Lenders can also benefit from including the purchase of Bitcoin in their credit lines. The lender will have bitcoin as an asset in the event that a property project is liquidated and fails.
It is not just limited to real estate, but applies to every industry. Bitcoin could be a part of all credit products to protect against default.
When bitcoins are properly protected, their purchasing power continues to rise even in cases of loan default. In the case of non-payment by a borrower, bitcoin protects both the lender and the potential borrower.
Incorporating bitcoin into a loan is not only an effective way to protect against default, but it also provides the benefit of a quick and cost-effective liquidity in case of non-payment. Bitcoin’s liquidity is high, which makes this process much faster and cheaper than buying a house. When compared to a property, the high liquidity of Bitcoin accelerates and reduces this process. financial Once institutions realize that bitcoin can be used in this way, it is certain to become an important component of lending solutions
It’s crucial to properly manage the bitcoin custody. To ensure control and security, consider multi-signature or multi-custodial setups. Non-custodial methods are becoming a popular way to handle funds for lending. Multisignature wallets that require more than one signer to send funds offer an advantage to both the lender and borrower by sharing custody. This cooperative approach improves trust and security, since it gives all parties involved oversight and controls. This ensures funds are only accessible with the consent of the majority of authorized signers. It reduces the risks of theft, mismanagement, and loss.

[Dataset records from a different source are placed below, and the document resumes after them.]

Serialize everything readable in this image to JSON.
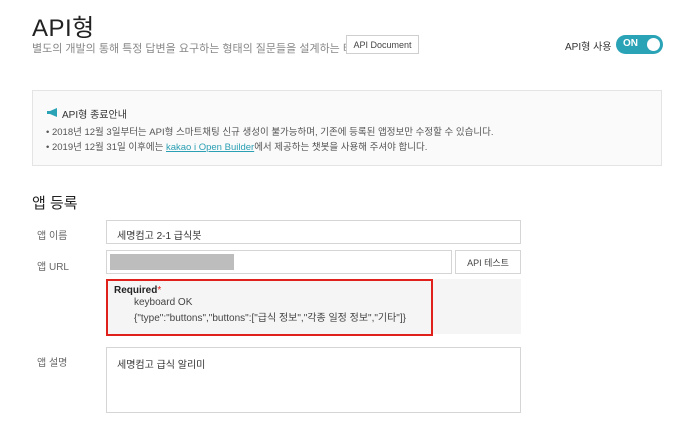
{
  "header": {
    "title": "API형",
    "subtitle": "별도의 개발의 통해 특정 답변을 요구하는 형태의 질문들을 설계하는 타입입니다.",
    "doc_button": "API Document",
    "api_use_label": "API형 사용",
    "toggle_label": "ON"
  },
  "notice": {
    "icon": "megaphone-icon",
    "title": "API형 종료안내",
    "items": [
      "2018년 12월 3일부터는 API형 스마트채팅 신규 생성이 불가능하며, 기존에 등록된 앱정보만 수정할 수 있습니다.",
      {
        "prefix": "2019년 12월 31일 이후에는 ",
        "link": "kakao i Open Builder",
        "suffix": "에서 제공하는 챗봇을 사용해 주셔야 합니다."
      }
    ]
  },
  "form": {
    "section_title": "앱 등록",
    "app_name_label": "앱 이름",
    "app_name_value": "세명컴고 2-1 급식봇",
    "app_url_label": "앱 URL",
    "api_test_button": "API 테스트",
    "required_title": "Required",
    "required_star": "*",
    "required_lines": [
      "keyboard OK",
      "{\"type\":\"buttons\",\"buttons\":[\"급식 정보\",\"각종 일정 정보\",\"기타\"]}"
    ],
    "app_desc_label": "앱 설명",
    "app_desc_value": "세명컴고 급식 알리미"
  },
  "colors": {
    "accent": "#2aa3b6",
    "highlight": "#e0201b"
  }
}
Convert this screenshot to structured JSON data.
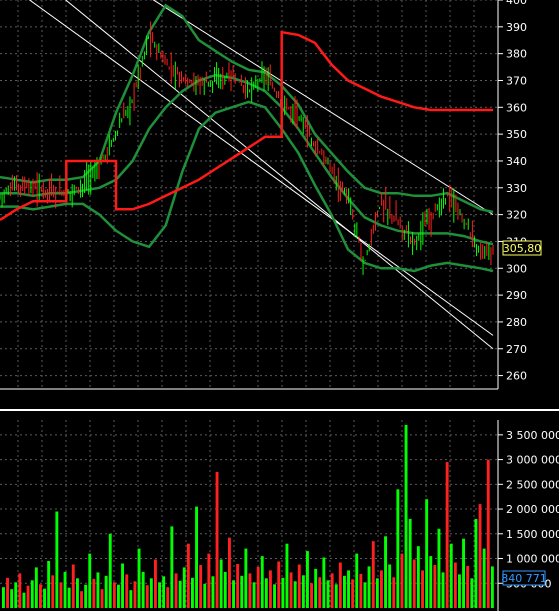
{
  "colors": {
    "background": "#000000",
    "grid": "#5a5a5a",
    "axis": "#ffffff",
    "price_up": "#00ff00",
    "price_down": "#ff2020",
    "bands": "#1f8f3a",
    "stop_line": "#ff1a1a",
    "trendlines": "#ffffff",
    "last_price_badge": "#ffff66",
    "last_volume_badge": "#3399ff"
  },
  "chart_data": [
    {
      "type": "line",
      "panel": "price",
      "ylim": [
        255,
        400
      ],
      "yticks": [
        260,
        270,
        280,
        290,
        300,
        310,
        320,
        330,
        340,
        350,
        360,
        370,
        380,
        390,
        400
      ],
      "ytick_labels": [
        "260",
        "270",
        "280",
        "290",
        "300",
        "310",
        "320",
        "330",
        "340",
        "350",
        "360",
        "370",
        "380",
        "390",
        "400"
      ],
      "x": [
        0,
        4,
        8,
        12,
        16,
        20,
        24,
        28,
        32,
        36,
        40,
        44,
        48,
        52,
        56,
        60,
        64,
        68,
        72,
        76,
        80,
        84,
        88,
        92,
        96,
        100,
        104,
        108,
        112,
        116,
        119
      ],
      "series": [
        {
          "key": "close",
          "values": [
            327,
            331,
            330,
            329,
            328,
            331,
            338,
            350,
            363,
            387,
            376,
            371,
            369,
            370,
            372,
            366,
            372,
            362,
            357,
            346,
            337,
            326,
            302,
            325,
            317,
            310,
            319,
            327,
            318,
            306,
            305.8
          ]
        },
        {
          "key": "upper_band",
          "values": [
            334,
            333,
            332,
            333,
            333,
            334,
            340,
            358,
            372,
            388,
            398,
            394,
            385,
            381,
            377,
            374,
            373,
            368,
            361,
            350,
            343,
            336,
            330,
            328,
            328,
            327,
            327,
            328,
            325,
            322,
            321
          ]
        },
        {
          "key": "middle_band",
          "values": [
            328,
            328,
            327,
            328,
            328,
            329,
            330,
            333,
            340,
            352,
            360,
            366,
            370,
            372,
            371,
            369,
            366,
            360,
            352,
            343,
            334,
            326,
            319,
            316,
            314,
            313,
            313,
            313,
            312,
            310,
            309
          ]
        },
        {
          "key": "lower_band",
          "values": [
            323,
            323,
            322,
            323,
            324,
            324,
            320,
            314,
            310,
            308,
            316,
            336,
            352,
            358,
            360,
            362,
            360,
            352,
            343,
            331,
            320,
            307,
            302,
            300,
            300,
            299,
            301,
            302,
            301,
            300,
            299
          ]
        },
        {
          "key": "stop",
          "values": [
            318,
            322,
            325,
            325,
            340,
            340,
            340,
            322,
            322,
            324,
            327,
            330,
            333,
            337,
            341,
            345,
            349,
            388,
            387,
            384,
            376,
            370,
            367,
            364,
            362,
            360,
            359,
            359,
            359,
            359,
            359
          ]
        }
      ],
      "trendlines": [
        {
          "from": [
            0,
            420
          ],
          "to": [
            119,
            270
          ]
        },
        {
          "from": [
            0,
            408
          ],
          "to": [
            119,
            275
          ]
        },
        {
          "from": [
            35,
            402
          ],
          "to": [
            119,
            320
          ]
        }
      ],
      "last_price": "305,80",
      "grid": true
    },
    {
      "type": "bar",
      "panel": "volume",
      "ylim": [
        0,
        3800000
      ],
      "yticks": [
        500000,
        1000000,
        1500000,
        2000000,
        2500000,
        3000000,
        3500000
      ],
      "ytick_labels": [
        "500 000",
        "1 000 000",
        "1 500 000",
        "2 000 000",
        "2 500 000",
        "3 000 000",
        "3 500 000"
      ],
      "values": [
        420000,
        610000,
        380000,
        520000,
        700000,
        310000,
        450000,
        560000,
        820000,
        480000,
        390000,
        950000,
        660000,
        1950000,
        520000,
        730000,
        410000,
        880000,
        600000,
        340000,
        470000,
        1100000,
        590000,
        720000,
        380000,
        650000,
        1500000,
        520000,
        470000,
        900000,
        680000,
        360000,
        540000,
        1200000,
        730000,
        460000,
        600000,
        980000,
        520000,
        640000,
        420000,
        1650000,
        700000,
        550000,
        820000,
        1300000,
        610000,
        2050000,
        870000,
        490000,
        1100000,
        640000,
        2750000,
        980000,
        730000,
        1420000,
        560000,
        890000,
        650000,
        1200000,
        700000,
        520000,
        830000,
        1050000,
        600000,
        760000,
        480000,
        940000,
        610000,
        1300000,
        720000,
        540000,
        880000,
        660000,
        1150000,
        500000,
        790000,
        620000,
        1020000,
        560000,
        700000,
        480000,
        920000,
        650000,
        760000,
        580000,
        1100000,
        690000,
        520000,
        840000,
        1350000,
        600000,
        760000,
        1450000,
        880000,
        620000,
        2400000,
        1100000,
        3700000,
        1800000,
        980000,
        1250000,
        760000,
        2200000,
        1050000,
        870000,
        1600000,
        720000,
        2950000,
        1300000,
        920000,
        680000,
        1400000,
        850000,
        600000,
        1800000,
        2100000,
        1200000,
        3000000,
        840771
      ],
      "up": [
        true,
        false,
        true,
        true,
        false,
        true,
        false,
        true,
        true,
        false,
        true,
        true,
        false,
        true,
        false,
        true,
        true,
        false,
        true,
        false,
        true,
        true,
        false,
        true,
        false,
        true,
        true,
        false,
        true,
        true,
        false,
        true,
        false,
        true,
        true,
        false,
        true,
        false,
        true,
        true,
        false,
        true,
        false,
        true,
        true,
        false,
        true,
        true,
        false,
        true,
        false,
        true,
        false,
        true,
        true,
        false,
        true,
        false,
        true,
        true,
        false,
        true,
        false,
        true,
        true,
        false,
        true,
        false,
        true,
        true,
        false,
        true,
        false,
        true,
        true,
        false,
        true,
        false,
        true,
        true,
        false,
        true,
        false,
        true,
        true,
        false,
        true,
        false,
        true,
        true,
        false,
        true,
        false,
        true,
        true,
        false,
        true,
        false,
        true,
        true,
        false,
        true,
        false,
        true,
        true,
        false,
        true,
        true,
        false,
        true,
        false,
        true,
        true,
        false,
        true,
        true,
        false,
        true,
        false,
        true
      ],
      "last_volume": "840 771",
      "grid": true
    }
  ]
}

You can also read our conclusion.
In general, including the purchase of Bitcoin in a credit structure increases its security. This is good for both the borrower and the lender. Bitcoin is easily integrated into real estate financing. The story is compelling and challenges the traditional view of real estate. It also offers a solution that’s innovative to rising inflation rates and costs for construction and maintenance.
It is only in the early stages of integration that bitcoin has been integrated into real estate financing. No products have yet to be developed specifically for this purpose. The possibilities for real estate development are enormous and exciting. A company with a keen eye on the future of bitcoin in lending will most likely create this type of product. Traditional financial The institutions will be last to realize and take advantage of this opportunity, due to their dependence on existing systems and regulations.
Most industries are affected by the dynamics described, such as real estate and finance, manufacturing, retailing, healthcare, transportation, aerospace, mobile, and food and beverage. The integration of bitcoins into credit products will benefit most industries. It is possible that Bitcoins could become an important part of the credit market, particularly to protect loans from default. The market could be strengthened in response to rising geopolitical risks and increasing economic uncertainty.
With bitcoin-backed products for credit, we could usher in an era of empowerment and stability in economics, which has the potential to increase resilience and productivity within the global market.
Guest post by Leon Wakum. The opinions expressed by the authors are their own. own These views do not reflect the opinions of BTC Inc.
“This article is not financial advice.”
“Always do your own research before making any type of investment.”
“ItsDailyCrypto is not responsible for any activities you perform outside ItsDailyCrypto.”